Professor Clive Bowman, a Visiting Professor in the School of Health Sciences at City, University of London, said:
“Our study shows that the National Dementia Strategy has failed to have a sustained effect on the excessive prescription of antipsychotic medicines for people resident in care homes. This is unacceptable, clear standards are required regarding the use of these drugs and a designated responsibility for monitoring medicines and their usage mandated. New technology can do this in real time, allow public scrutiny and free professional time to promote best practise.”

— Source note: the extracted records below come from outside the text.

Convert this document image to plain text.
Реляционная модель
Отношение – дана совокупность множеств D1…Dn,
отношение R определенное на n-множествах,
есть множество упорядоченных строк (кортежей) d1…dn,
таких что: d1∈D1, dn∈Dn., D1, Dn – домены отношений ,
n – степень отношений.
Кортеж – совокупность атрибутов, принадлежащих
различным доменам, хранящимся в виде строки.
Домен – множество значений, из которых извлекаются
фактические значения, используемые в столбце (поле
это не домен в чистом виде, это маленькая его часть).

George McNamara, Head of Policy at Alzheimer’s Society, said:
“This continued reliance on antipsychotics to manage behavioural symptoms of dementia is deeply worrying. Around 90% of people with dementia experience symptoms that affect their behaviour causing aggression, agitation, or even delusions and hallucinations. These symptoms can develop as part of their condition, but may also be caused by other factors – pain, discomfort, or unmet need. When this is the case, prescribing antipsychotics treats the person with dementia as the problem rather than the root cause of their behaviour.
“Antipsychotics increase the risk of stroke, falls and even death – it’s shocking that the evidence continues to be flatly ignored. With person-centred approaches and training programmes for care home staff, continued inappropriate prescribing is a step backward into the dark ages.”